Recurrence free survival for 232 patients with stage I or II MCC. These data are from the patients with stage IA (n= 118), stage IB (n= 60), stage IIA (n= 32) and stage IIB (n= 22) enrolled in the Seattle based MCC cohort through December 2015. Staging was per AJCC 7th Edition system (http://merkelcell.org/staging/).


Recurrence free survival for 235 patients with stage III or IV MCC, breaking down stage IIIB known and unknown primary tumors. Some patients present without an identifiable primary MCC tumor (lesion) on the skin. These patients are referred to as having an “unknown primary tumor” and often present instead with an enlarged lymph node containing MCC. Unknown primary Stage IIIB patients tend to have less MCC recurrences relative to Stage IIIB patients with known primary tumors.

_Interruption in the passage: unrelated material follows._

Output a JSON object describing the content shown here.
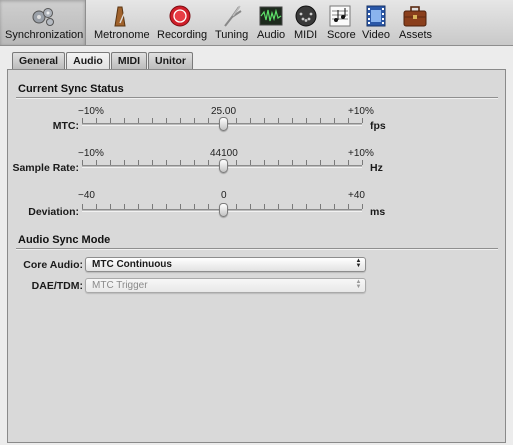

These data are from patients with stage IIIA (n= 81), stage IIIB known primary tumors (n= 58), stage IIIB unknown primary tumors (n= 67) and stage IV (n= 29) enrolled in the Seattle based MCC cohort through December 2015. Staging was per AJCC 7th Edition system (http://merkelcell.org/staging/).

MCC-Specific Survival
MCC-specific survival refers to the chance a patient will not have died of MCC at various times after initial MCC diagnosis. In general, patients with local or nodal disease have improved survival compared to patients with distant metastatic disease. Most deaths from MCC occur in the first three years after diagnosis.


MCC-specific survival for 234 patients with stage I or II MCC. These data are from the patients with stage IA (n= 118), stage IB (n= 61), stage IIA (n= 32) and stage IIB (n= 23) enrolled in the Seattle based MCC cohort through December 2015. Staging was per AJCC 7th Edition system (http://merkelcell.org/staging/).


MCC-specific survival for 238 patients with stage III or IV MCC. These data are from the patients with stage IIIA (n= 81), stage IIIB (n= 127) and stage IV (n= 30) in the Seattle based MCC cohort through December 2015. Staging was per AJCC 7th Edition system (http://merkelcell.org/staging/).


MCC-specific survival for 127 patients with stage IIIB or IV MCC with known or unknown primary tumors. Some patients present without an identifiable primary MCC tumor (lesion) on the skin. These patients are referred to as having an “unknown primary tumor” and often present instead with an enlarged lymph node containing MCC. Unknown primary Stage IIIB patients have marked improved outcomes relative to Stage IIIB patients with a known primary tumor. At three years, MCC specific survival for unknown primary tumor is about 75% versus 45% in known tumor patients.

These data are from patients with stage IIIB known primary tumors (n= 68), stage IIIB and stage IIIB unknown primary tumors (n= 59) enrolled in the Seattle based MCC cohort through December 2015. Staging was per AJCC 7th Edition system (http://merkelcell.org/staging/).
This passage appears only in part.